Our primary partner farm has been in the same family for three generations. The current head of the operation took over from his father in the early 2000s. The trees range from young plantings to mature specimens that pre-date the family’s formal cultivation — some of the larger ones may be a century old.

Harvest happens in cycles tied to the trees’ maturation rhythm rather than the calendar. Workers (mostly local, often family members or long-time employees) pick selected leaves by hand, sort them by maturity, and bring them in for processing. The leaves destined for green-vein product are picked at one stage; red vein at another. The selection happens at the tree, not at the mill.

What happens after the harvest

Once picked, leaves are washed and brought into shaded indoor drying rooms. Drying in shade rather than direct sun preserves the active compounds in the leaf — it’s slower and more labour-intensive, but the difference shows up in the finished product.
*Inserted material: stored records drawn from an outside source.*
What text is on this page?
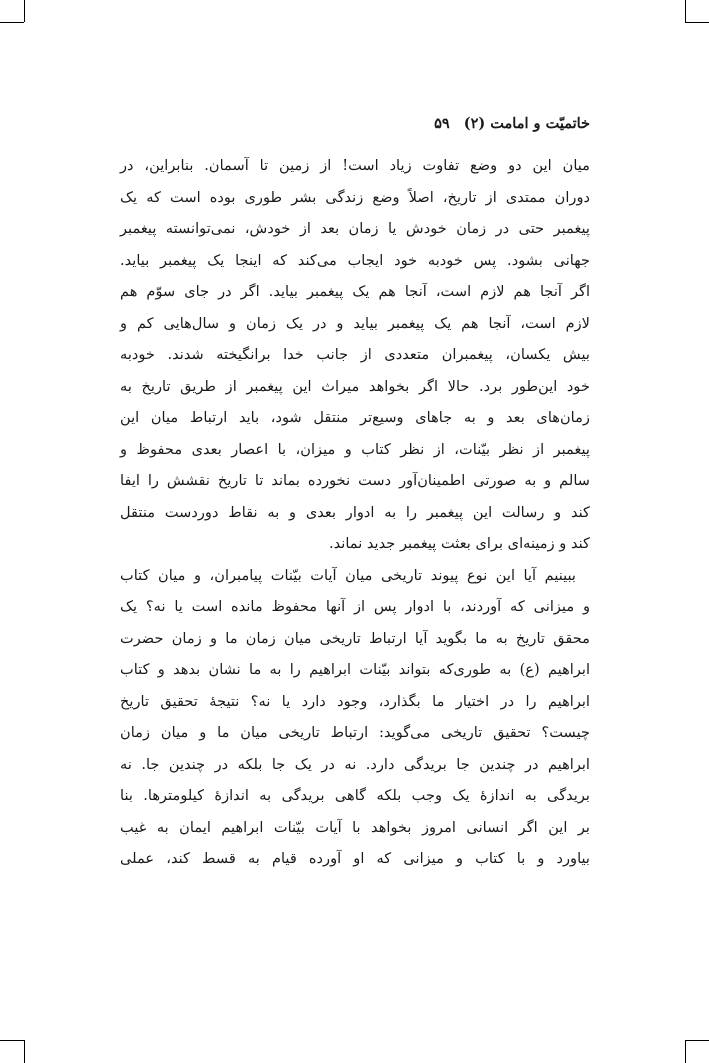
خاتمیّت و امامت (۲)
۵۹
میان این دو وضع تفاوت زیاد است! از زمین تا آسمان. بنابراین، در
دوران ممتدی از تاریخ، اصلاً وضع زندگی بشر طوری بوده است که یک
پیغمبر حتی در زمان خودش یا زمان بعد از خودش، نمی‌توانسته پیغمبر
جهانی بشود. پس خودبه خود ایجاب می‌کند که اینجا یک پیغمبر بیاید.
اگر آنجا هم لازم است، آنجا هم یک پیغمبر بیاید. اگر در جای سوّم هم
لازم است، آنجا هم یک پیغمبر بیاید و در یک زمان و سال‌هایی کم و
بیش یکسان، پیغمبران متعددی از جانب خدا برانگیخته شدند. خودبه
خود این‌طور برد. حالا اگر بخواهد میراث این پیغمبر از طریق تاریخ به
زمان‌های بعد و به جاهای وسیع‌تر منتقل شود، باید ارتباط میان این
پیغمبر از نظر بیّنات، از نظر کتاب و میزان، با اعصار بعدی محفوظ و
سالم و به صورتی اطمینان‌آور دست نخورده بماند تا تاریخ نقشش را ایفا
کند و رسالت این پیغمبر را به ادوار بعدی و به نقاط دوردست منتقل
کند و زمینه‌ای برای بعثت پیغمبر جدید نماند.
ببینیم آیا این نوع پیوند تاریخی میان آیات بیّنات پیامبران، و میان کتاب
و میزانی که آوردند، با ادوار پس از آنها محفوظ مانده است یا نه؟ یک
محقق تاریخ به ما بگوید آیا ارتباط تاریخی میان زمان ما و زمان حضرت
ابراهیم (ع) به طوری‌که بتواند بیّنات ابراهیم را به ما نشان بدهد و کتاب
ابراهیم را در اختیار ما بگذارد، وجود دارد یا نه؟ نتیجهٔ تحقیق تاریخ
چیست؟ تحقیق تاریخی می‌گوید: ارتباط تاریخی میان ما و میان زمان
ابراهیم در چندین جا بریدگی دارد. نه در یک جا بلکه در چندین جا. نه
بریدگی به اندازهٔ یک وجب بلکه گاهی بریدگی به اندازهٔ کیلومترها. بنا
بر این اگر انسانی امروز بخواهد با آیات بیّنات ابراهیم ایمان به غیب
بیاورد و با کتاب و میزانی که او آورده قیام به قسط کند، عملی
The farm has chosen the longer process consistently across generations.

After drying, leaves are visually inspected and sorted. Stems and damaged material are removed. The remaining leaf is milled to a consistent fine powder. Each batch is sampled, sealed, and labelled with batch identifiers that travel with the product through the export and distribution chain.

By the time a finished bag of Green Maeng Da reaches a consumer in the United States, it has passed through this farm, a milling station, a quality-check process, an exporter, an importer, customs, a US-based testing lab, and a distribution centre. The hands at the front of that chain are the ones with the most knowledge of what makes the leaf good — and the least visibility to the people who eventually buy it.

What changed when the West became a market

For most of the farm’s history, kratom was a local product with local demand. Domestic Thai markets were the destination. The dynamics shifted in the 2010s as US import demand grew sharply and prices for export-quality leaf rose with it.

The effects on local farms have been mixed:

  • Better income for established growers who could meet quality and consistency standards required for export. A multi-generational operation with the infrastructure to produce reliably has done well in the new market.
  • Growing pains of rapid scaling. The Western market came online quickly, and global kratom supply had to expand fast to meet it. Experienced partner farms like the ones we work with were well-positioned to scale carefully; the broader supply chain took time to mature alongside the demand.
  • Complicated regulatory history. Kratom was technically illegal in Thailand for most of the export era, despite being culturally embedded for centuries. The legal status was only reversed in 2021, allowing legal cultivation and trade. The decade preceding that change was one in which the work happened in a legal grey zone, with all the complexity that implies.

Why this matters for consumers

The visible part of buying kratom is the bag, the label, and the price. The invisible part is everything that comes before. A few practical implications of where the leaf actually comes from:

  • Continuous supplier relationships matter for consistency. Operations that buy from the same farms over years can ask for specific harvest practices and learn what each farm reliably produces. Spot-market buyers cannot.
  • Premium leaf has real underlying costs — growing, harvesting, drying, and shipping carefully isn’t cheap, and the pricing of premium products reflects what it actually takes to produce them.
  • The work is real labour by real people. The farm we buy from supports a small community of workers and their families. The export market, when it functions well, makes that work viable.